Au moins deux morts, et des blessés dont un grave. C’est le bilan d’une fusillade d’envergure qui a eu pour théâtre la ville de Buea, ce mercredi. Le fait aurait paru anodin où être classé dans la colonne des «chiens écrasés» des journaux, s’il n’avait eu lieu en pleine Coupe d’Afrique des nations, dont le Cameroun abrite la 33e édition. Pire, les canons mortels ont tonné, non loin du stade de Molyko, site d’entraînement pour les équipes du groupe F. Du reste, les Aigles du Mali qui faisaient leur entrée dans la compétition contre d’autres Aigles, ceux de Carthage, ont dû plier bagage, dare-dare, de cette enceinte, alors qu’ils étaient en plein exercice. Qui donc a fait crépité des balles alors que la balle de la CAN devait rebondir ce même jour pour marquer les débuts du tournoi dans cette province du sud-ouest camerounais?
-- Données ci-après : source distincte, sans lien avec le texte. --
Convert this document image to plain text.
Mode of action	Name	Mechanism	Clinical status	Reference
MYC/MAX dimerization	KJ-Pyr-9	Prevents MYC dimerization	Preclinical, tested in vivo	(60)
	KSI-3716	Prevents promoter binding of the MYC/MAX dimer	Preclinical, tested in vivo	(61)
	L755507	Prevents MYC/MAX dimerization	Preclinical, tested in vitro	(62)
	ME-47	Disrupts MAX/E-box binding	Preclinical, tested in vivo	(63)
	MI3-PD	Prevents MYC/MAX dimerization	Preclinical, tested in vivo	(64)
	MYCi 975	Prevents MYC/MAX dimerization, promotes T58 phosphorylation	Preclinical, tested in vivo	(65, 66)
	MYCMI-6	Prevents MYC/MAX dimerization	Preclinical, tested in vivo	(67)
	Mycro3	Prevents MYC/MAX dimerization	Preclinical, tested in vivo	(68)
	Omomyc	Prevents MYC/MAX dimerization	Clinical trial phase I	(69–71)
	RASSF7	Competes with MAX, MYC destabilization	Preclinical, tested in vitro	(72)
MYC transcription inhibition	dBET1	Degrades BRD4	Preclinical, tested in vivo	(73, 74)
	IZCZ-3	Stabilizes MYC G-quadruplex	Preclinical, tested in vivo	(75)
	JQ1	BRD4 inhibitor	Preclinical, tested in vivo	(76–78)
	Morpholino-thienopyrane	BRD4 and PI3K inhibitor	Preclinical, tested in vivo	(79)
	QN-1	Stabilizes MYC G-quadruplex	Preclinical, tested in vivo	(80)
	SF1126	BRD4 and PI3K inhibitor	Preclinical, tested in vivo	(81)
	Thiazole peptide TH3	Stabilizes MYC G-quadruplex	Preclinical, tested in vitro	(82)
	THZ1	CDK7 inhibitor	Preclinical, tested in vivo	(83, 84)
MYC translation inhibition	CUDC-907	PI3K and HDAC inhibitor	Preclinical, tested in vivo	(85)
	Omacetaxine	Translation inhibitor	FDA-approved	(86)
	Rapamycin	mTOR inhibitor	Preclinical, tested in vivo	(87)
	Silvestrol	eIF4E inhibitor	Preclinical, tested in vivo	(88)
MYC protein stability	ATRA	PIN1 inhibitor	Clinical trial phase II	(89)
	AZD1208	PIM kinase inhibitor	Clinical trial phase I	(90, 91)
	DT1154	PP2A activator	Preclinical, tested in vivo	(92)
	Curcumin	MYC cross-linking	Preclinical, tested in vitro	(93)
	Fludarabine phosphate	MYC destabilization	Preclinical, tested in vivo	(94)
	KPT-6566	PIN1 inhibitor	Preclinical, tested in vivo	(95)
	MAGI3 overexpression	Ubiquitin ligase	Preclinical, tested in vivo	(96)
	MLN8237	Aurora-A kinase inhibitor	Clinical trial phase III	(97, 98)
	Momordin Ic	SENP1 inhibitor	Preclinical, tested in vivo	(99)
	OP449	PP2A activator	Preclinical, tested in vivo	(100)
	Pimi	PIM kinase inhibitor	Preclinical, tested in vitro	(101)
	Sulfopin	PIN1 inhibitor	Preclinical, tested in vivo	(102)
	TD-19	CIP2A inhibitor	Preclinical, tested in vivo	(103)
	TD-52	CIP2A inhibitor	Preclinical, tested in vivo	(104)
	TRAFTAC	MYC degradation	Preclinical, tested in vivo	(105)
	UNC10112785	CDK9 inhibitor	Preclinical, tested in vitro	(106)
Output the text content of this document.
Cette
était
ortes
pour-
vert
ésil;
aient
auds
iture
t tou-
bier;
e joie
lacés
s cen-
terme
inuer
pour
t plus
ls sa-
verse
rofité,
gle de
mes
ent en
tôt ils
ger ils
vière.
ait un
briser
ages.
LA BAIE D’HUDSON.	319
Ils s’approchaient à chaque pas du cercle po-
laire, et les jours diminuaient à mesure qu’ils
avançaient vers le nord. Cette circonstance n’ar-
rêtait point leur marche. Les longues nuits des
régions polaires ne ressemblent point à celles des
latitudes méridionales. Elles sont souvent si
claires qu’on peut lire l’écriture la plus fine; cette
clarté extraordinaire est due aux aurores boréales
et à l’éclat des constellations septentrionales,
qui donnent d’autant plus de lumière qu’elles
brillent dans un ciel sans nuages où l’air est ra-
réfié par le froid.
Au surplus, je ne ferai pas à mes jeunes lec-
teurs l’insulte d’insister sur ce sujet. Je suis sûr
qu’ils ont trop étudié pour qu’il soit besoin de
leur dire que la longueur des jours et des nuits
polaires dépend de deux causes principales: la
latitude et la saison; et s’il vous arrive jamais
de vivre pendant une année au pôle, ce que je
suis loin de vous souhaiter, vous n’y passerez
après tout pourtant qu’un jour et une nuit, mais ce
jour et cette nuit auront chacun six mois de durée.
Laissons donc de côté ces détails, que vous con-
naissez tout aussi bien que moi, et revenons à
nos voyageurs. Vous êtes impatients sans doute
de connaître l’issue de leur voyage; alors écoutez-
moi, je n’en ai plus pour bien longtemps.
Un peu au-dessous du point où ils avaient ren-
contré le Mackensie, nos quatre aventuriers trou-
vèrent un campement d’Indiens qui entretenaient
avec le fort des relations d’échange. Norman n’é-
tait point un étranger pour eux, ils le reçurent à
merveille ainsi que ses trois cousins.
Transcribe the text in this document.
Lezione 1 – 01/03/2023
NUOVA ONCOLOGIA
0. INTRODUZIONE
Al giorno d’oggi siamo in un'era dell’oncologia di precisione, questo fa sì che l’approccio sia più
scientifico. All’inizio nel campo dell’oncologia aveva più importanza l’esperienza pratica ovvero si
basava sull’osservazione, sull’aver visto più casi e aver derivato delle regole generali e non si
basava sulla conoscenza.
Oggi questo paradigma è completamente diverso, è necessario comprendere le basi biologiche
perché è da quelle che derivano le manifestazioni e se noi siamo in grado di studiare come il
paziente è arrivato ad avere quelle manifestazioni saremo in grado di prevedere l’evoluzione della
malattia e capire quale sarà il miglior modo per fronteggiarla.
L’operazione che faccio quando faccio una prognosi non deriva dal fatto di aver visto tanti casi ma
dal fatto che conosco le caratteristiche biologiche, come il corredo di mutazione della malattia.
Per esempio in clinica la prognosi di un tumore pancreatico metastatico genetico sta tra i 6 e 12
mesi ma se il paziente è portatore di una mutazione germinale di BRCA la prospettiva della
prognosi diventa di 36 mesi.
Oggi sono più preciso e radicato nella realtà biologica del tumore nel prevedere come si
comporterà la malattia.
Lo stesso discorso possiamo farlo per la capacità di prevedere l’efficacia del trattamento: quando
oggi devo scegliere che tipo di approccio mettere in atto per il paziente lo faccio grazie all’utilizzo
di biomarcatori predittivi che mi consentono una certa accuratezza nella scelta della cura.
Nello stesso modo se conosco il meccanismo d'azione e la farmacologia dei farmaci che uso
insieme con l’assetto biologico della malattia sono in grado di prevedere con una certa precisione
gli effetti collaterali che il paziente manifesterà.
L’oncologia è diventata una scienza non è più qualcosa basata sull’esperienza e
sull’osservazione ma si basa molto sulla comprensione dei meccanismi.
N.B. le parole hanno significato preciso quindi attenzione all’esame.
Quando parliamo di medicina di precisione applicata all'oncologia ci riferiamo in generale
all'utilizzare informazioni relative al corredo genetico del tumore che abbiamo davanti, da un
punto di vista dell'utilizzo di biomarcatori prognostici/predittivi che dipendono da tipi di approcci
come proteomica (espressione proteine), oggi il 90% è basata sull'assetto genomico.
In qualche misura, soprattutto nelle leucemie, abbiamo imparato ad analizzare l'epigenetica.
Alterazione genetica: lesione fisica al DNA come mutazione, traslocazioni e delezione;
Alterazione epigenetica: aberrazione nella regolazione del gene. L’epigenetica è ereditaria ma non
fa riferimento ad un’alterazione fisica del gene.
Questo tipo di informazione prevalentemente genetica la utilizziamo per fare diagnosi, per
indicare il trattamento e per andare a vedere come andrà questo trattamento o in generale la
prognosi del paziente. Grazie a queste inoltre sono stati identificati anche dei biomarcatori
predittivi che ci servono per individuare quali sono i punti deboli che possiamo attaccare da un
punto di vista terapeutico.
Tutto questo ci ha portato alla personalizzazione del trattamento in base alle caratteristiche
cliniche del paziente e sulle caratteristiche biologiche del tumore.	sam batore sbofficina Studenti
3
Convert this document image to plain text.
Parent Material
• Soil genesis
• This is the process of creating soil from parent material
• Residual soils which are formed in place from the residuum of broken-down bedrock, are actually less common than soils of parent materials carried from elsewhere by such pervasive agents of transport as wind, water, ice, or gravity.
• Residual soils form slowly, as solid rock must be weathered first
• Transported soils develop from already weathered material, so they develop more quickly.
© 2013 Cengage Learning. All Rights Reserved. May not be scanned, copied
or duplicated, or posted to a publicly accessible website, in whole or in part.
Face à l’omerta des autorités sur la question, les regards sont tournés vers les séparatistes anglophones déterminés à se saisir de la CAN pour se faire entendre. Ils auraient trouvé en face d’eux une partie des nombreux éléments des Forces de sécurité qui veillent sur l’événement phare du football africain. Sont-ce les mêmes combattants «ambazoniens» qui ont abattu Emmanuel Kemende? Pour la police, nul besoin de se triturer les méninges ou faire appel à Sherlock Holmes, ceux qui ont assassiné, en pleine rue de Bamenda, le sénateur du SDF, parti dont le père n’est autre que le mythique opposant John Fru Ndi, sont des combattants séparatistes anglophones.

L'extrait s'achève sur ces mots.